PGR pede perda de mandato de Jonga Bacelar por peculato

O baiano é acusado de usar recursos públicos para pagar os salários de uma empregada doméstica

Redação

Foto: Alexandre Galvão / bahia.ba
Foto: Alexandre Galvão / bahia.ba

A Procuradoria-Geral da República (PGR) enviou ao Supremo Tribunal Federal (STF) denúncia contra o deputado baiano João Carlos Bacelar (PR) por suspeita de peculato.

Segundo o Estadão, o baiano é acusado de usar recursos públicos para pagar os salários de uma empregada doméstica. No caso de João Carlos Bacelar, a denúncia de Raquel contém provas segundo as quais, desde o primeiro mandato, em 2007, “ele usava recursos públicos para pagar os salários da empregada doméstica Maria do Carmo Nascimento e da secretária Norma Suely Ventura da Silva que trabalhavam, respectivamente, na casa e na empresa da família do parlamentar, em Salvador”.
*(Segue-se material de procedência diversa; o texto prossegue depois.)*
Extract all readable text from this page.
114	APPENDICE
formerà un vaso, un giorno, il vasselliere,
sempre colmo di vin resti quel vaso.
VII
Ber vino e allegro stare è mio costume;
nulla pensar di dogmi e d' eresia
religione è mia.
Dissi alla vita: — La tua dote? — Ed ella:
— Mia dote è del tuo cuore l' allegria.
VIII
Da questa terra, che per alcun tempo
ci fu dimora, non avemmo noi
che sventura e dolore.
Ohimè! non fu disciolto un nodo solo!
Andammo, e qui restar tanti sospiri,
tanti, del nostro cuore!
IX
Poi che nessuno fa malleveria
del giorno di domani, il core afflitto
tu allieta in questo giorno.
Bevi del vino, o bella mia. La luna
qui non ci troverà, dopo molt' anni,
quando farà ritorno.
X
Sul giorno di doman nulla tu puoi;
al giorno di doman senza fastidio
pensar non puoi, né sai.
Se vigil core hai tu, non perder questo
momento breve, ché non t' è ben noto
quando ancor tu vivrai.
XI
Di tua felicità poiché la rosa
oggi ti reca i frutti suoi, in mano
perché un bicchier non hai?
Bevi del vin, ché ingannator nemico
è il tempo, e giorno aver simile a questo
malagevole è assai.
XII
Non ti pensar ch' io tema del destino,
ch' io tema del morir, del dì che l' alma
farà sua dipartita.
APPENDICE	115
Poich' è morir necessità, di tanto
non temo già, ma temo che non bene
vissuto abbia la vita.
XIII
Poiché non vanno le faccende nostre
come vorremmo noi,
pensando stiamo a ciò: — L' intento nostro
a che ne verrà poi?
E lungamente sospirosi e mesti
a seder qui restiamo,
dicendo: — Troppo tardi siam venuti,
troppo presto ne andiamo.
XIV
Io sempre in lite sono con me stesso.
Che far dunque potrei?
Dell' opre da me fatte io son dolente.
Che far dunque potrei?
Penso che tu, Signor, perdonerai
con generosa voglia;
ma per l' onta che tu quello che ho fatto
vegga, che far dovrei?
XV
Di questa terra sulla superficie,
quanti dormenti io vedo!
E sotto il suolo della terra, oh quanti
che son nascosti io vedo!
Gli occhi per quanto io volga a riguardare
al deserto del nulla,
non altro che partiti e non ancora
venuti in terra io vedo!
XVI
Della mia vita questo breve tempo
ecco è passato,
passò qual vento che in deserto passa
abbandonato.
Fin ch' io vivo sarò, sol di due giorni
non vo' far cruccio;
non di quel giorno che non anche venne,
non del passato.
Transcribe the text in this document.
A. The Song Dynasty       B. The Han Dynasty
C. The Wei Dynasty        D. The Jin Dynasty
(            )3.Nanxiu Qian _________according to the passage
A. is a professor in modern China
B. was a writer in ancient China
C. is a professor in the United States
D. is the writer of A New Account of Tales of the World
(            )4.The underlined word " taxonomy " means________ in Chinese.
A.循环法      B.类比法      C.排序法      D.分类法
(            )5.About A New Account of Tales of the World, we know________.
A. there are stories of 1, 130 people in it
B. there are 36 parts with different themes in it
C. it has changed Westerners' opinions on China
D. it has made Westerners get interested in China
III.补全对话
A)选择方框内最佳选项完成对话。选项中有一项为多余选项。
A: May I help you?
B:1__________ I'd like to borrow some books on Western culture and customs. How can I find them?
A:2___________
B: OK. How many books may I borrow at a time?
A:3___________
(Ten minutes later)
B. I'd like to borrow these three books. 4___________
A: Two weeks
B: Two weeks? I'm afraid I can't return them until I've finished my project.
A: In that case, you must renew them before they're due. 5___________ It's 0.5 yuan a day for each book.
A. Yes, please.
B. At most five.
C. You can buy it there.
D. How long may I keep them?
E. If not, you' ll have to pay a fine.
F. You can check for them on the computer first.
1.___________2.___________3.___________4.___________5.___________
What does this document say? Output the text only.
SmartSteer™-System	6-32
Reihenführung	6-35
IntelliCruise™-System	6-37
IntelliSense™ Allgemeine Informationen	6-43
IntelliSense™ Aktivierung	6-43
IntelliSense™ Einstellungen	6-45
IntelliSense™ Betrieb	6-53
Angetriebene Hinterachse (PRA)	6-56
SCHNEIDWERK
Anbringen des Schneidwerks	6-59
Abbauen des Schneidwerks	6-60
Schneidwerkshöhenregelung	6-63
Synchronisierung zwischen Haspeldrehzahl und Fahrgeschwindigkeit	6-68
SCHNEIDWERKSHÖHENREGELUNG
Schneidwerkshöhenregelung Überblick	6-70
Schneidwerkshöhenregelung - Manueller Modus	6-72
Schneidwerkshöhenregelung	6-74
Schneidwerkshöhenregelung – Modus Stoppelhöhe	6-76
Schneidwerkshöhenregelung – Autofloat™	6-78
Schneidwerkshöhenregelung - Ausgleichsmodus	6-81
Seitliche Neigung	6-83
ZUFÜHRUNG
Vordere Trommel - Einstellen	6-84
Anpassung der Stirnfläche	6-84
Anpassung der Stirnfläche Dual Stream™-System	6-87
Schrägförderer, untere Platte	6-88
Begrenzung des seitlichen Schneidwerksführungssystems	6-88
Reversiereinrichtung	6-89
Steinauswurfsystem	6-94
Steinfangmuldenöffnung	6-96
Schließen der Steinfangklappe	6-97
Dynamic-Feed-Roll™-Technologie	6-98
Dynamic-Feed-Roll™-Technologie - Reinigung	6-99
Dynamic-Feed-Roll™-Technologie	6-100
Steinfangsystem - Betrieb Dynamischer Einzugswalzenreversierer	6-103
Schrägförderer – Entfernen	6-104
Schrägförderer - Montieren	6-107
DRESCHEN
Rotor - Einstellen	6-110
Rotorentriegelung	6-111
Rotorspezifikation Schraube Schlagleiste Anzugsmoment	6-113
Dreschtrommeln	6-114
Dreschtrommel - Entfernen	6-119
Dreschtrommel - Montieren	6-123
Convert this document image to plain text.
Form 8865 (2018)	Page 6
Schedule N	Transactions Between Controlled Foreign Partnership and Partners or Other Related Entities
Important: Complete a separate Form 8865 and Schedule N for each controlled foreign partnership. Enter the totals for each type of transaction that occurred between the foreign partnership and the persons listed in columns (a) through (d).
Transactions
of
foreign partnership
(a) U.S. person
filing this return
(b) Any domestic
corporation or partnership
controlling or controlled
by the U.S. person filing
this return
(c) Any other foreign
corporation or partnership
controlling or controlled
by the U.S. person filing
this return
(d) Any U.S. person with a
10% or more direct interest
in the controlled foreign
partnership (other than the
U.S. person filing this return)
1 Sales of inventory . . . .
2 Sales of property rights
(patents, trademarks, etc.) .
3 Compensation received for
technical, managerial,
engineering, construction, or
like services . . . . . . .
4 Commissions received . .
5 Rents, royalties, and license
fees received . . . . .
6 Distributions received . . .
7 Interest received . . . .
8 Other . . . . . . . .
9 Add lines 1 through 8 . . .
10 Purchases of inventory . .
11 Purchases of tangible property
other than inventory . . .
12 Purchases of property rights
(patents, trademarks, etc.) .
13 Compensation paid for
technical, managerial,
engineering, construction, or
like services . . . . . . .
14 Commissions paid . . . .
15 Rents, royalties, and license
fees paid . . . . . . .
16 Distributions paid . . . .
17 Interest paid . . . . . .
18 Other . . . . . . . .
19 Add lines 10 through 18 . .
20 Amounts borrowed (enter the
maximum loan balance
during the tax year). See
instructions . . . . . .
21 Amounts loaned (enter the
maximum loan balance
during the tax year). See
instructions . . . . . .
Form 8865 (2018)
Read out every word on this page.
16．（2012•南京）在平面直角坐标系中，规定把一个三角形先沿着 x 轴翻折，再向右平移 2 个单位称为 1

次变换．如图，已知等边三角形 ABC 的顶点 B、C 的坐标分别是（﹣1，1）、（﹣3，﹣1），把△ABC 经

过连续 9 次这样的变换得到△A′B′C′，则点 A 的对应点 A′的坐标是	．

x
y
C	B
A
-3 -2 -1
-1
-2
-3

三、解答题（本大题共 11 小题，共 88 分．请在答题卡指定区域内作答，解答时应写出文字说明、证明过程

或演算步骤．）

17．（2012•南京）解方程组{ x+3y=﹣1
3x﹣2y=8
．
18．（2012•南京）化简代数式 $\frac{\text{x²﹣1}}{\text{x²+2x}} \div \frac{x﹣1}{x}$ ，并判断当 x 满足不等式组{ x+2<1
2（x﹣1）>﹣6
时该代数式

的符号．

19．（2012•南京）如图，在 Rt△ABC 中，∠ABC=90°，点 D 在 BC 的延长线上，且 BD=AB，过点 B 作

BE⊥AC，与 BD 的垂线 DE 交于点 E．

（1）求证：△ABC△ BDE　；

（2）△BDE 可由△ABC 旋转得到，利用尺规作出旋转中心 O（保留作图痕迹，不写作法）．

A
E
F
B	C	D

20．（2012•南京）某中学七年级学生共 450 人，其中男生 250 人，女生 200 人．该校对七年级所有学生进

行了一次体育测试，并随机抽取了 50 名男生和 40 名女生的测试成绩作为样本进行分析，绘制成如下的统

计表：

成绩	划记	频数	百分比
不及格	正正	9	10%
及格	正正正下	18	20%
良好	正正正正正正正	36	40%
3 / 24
O documento destaca que Maria do Carmo e Norma ‘jamais exerceram o cargo de secretária parlamentar’. “Maria do Carmo, por exemplo, trabalha para a família Bacelar há mais de 15 anos.”

“Maria do Carmo foi exonerada do cargo público em julho de 2011, provavelmente, após publicação de matéria jornalística sobre o tema. Em depoimento, Maria do Carmo disse que trabalhou para o pai do denunciado e atualmente presta serviços para a mãe de João Carlos Bacelar. Também foram ouvidas testemunhas que confirmaram a versão da empregada doméstica.”

Em relação a Norma, a denúncia da Procuradoria-Geral da República destaca que, ’embora tenha sido nomeada para a função de secretária parlamentar, ela trabalhava na empresa Embratec, uma construtora administrada por João Carlos’.

A Procuradoria aponta ainda que o vínculo de Norma com João Bacelar ‘é ainda mais estreito, pois é sócia dele em outras empresas’.

Na denúncia, a Procuradoria pede a condenação do deputado à perda da função pública, além da reparação do dano.